Weekday Lunches: Whole Wheat Pasta with Pesto and Brocolli

Since I am no longer spending 10-15 hours a week training for triathlons, I suddenly find myself with a lot more time for other things I enjoy. Reading for one thing.  And cooking, for another.

I ate a lot of Chipotle for lunch over the summer.  In part because I was busy and didn’t have as much time to cook, and in part because I was spending a lot of time working out and I was starving all the time and two tacos were just enough food to keep me full for most of the afternoon.

The cold weather makes it feel like the perfect time to spend Sunday nights at home, cooking up food for the week. I tried this out last week, and I’m making it again this week.

Whole Wheat Pasta with Pesto and Brocolli (my incredibly scientific recipe)

Ingredients:

  • Whole wheat pasta (a whole package)
  • Brocolli (a big ole head, cut into bite-sized-ish pieces)
  • Pesto (a small package from the store)
  • Grapeseed oil (or olive oil or whatever oil you like) (a big ole dollop)

Instructions:

Cook up a whole thing of pasta.  Dump in a pre-packaged thing of pesto from the store.  (Last week I made my own walnut-spinach pesto in the food processor.  It was vegan, and it was okay, but it wasn’t great.  I need more practice, and until then I will be using store-bought which is not vegan.)  Mix it all up.  This also serves as an impromptu arm workout.

While the water heats up for the pasta, pour enough oil in the pan to cover the bottom. (I use a cast iron skillet because I worry about getting enough iron in my diet.)  Cook your brocollis until they’re just slightly softer than you like.  The thing about cooking for weekday lunches is that you’re going to microwave this for a minute or two, so it can be about 80% as cooked as it needs to be.
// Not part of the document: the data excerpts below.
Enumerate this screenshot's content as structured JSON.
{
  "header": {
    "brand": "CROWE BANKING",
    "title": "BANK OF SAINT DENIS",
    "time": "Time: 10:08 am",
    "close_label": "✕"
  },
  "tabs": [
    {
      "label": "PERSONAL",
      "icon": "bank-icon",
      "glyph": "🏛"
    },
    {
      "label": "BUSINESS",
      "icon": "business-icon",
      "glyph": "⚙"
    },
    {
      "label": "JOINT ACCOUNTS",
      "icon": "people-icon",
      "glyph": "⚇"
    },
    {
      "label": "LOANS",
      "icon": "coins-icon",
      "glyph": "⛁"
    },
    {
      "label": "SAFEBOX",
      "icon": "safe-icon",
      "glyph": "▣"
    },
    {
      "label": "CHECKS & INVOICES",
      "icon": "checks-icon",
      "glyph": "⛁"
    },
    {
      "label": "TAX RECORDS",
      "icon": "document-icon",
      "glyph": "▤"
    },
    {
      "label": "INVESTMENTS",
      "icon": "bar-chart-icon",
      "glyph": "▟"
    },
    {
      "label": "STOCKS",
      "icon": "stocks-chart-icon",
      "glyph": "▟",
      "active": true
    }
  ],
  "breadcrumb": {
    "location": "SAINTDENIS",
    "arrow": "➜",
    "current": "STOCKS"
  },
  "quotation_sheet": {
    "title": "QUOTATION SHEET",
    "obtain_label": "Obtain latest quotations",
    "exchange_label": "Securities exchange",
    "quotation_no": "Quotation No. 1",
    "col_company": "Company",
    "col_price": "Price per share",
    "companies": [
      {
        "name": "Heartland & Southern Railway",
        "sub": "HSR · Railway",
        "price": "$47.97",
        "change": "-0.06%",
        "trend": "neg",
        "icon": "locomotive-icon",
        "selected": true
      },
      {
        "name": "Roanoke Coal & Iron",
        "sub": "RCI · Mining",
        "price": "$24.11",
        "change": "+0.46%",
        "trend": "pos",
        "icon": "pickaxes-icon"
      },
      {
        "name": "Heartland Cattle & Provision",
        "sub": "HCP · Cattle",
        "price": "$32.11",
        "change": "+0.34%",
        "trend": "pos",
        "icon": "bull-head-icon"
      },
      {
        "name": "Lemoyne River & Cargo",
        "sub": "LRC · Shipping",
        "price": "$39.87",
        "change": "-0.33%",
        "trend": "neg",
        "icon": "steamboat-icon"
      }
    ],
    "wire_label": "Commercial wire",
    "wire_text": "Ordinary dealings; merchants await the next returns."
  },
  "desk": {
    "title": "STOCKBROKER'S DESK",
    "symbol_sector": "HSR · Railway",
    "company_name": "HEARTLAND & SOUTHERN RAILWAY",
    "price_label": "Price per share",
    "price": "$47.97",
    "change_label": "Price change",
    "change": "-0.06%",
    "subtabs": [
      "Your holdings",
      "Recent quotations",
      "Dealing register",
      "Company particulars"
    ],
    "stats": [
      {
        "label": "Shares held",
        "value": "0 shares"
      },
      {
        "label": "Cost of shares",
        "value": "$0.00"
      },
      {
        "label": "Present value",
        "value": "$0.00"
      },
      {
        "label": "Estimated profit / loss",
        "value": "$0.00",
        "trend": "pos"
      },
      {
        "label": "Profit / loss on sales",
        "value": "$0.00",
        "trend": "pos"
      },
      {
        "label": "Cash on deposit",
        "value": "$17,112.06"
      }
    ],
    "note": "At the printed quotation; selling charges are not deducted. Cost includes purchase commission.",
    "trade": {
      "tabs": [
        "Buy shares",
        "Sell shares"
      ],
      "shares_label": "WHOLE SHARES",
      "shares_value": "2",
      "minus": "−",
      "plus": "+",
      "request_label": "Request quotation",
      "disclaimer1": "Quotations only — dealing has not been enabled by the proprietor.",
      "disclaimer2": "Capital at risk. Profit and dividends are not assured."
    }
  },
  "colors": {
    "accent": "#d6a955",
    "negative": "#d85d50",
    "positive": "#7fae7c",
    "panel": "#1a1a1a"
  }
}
Mix the brocolli with the pasta and put it into whatever hodge podge tupperware you have.  It makes about four good sized servings.

I microwave this for about 90 seconds at work.  With my yucky homemade pesto last week, I added a splash of water to the container before nuking it to add some needed moisture, but I don’t think that will be necessary with the pre-made pesto, since it’s a lot more oily.

This recipe accounts for the fact that you’re going to take a few big bites of pasta once it’s cooked.  And a few big bites of the final product before tupperware-ing it. How much wine you drink while cooking is optional.